Khanate – To Be Cruel


Quatorze ans après Clean Hands Go Foul, sorti alors que le groupe avait déjà splitté, rien ne laissait imaginer le retour de Khanate. Devenu entre-temps légende du drone doom ultra-noir, il semblait que ce véritable Léviathan avait disparu pour de bon dans les ténèbres qu’il avait invoquées au long de ses trois albums – et plus prosaïquement que les musiciens impliqués avaient décidé de poursuivre leurs expérimentations ailleurs, dans Gnaw par exemple pour le chanteur Alan Dubin, et dans Sunn O))) évidemment pour le guitariste Stephen O’Malley. La sortie soudaine de To Be Cruel avait donc de quoi prendre tout le monde par surprise…

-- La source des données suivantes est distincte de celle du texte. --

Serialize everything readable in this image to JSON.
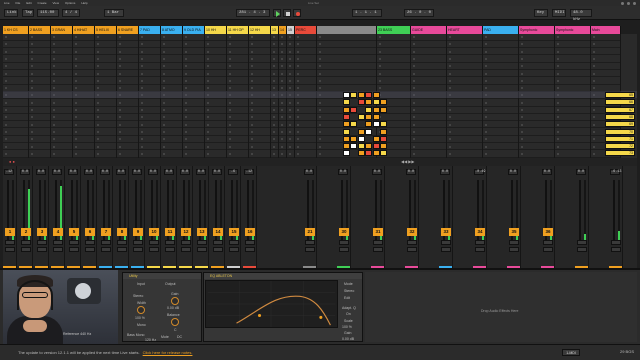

Mais en réalité, le groupe préparait son retour depuis 2017 : si la pandémie de Covid-19 a ralenti les choses, c’est aussi qu’il a voulu prendre son temps, peaufiner ses compositions. Les improvisations et le DIY de ses premiers albums ont laissé place à une démarche plus délibérée, pour un résultat aux dimensions similaires : To Be Cruel, ce sont trois titres d’environ vingt minutes qui se déplient (très) lentement, au fil de riffs qui s’étirent à l’infini, de ponctuations percussives, d’un foisonnement de sons difficiles à situer, et évidemment de beaucoup de feedback, toile de fond aride et inhospitalière pour les hurlements torturés de Dubin. Véritable plongée dans les abysses, To Be Cruel n’est pas une partie de plaisir. Alors que les vétérans de Swans nous offraient il y a quelques années To Be Kind (« Être gentil »), Khanate persiste et signe avec un album qui joue avec les nerfs et la patience des auditeurs, à la frontière entre inhumanité et au contraire humanité la plus profonde (l’album s’ouvre sur ce qui ressemble à des bruissements de souffles), à l’image de son sanglant artwork signé Karl Lemieux de Godspeed You! Black Emperor. À ceux qui ne jetteront pas l’éponge, To Be Cruel révélera des nuances insoupçonnées de noirceur, et une incomparable exploration des limites.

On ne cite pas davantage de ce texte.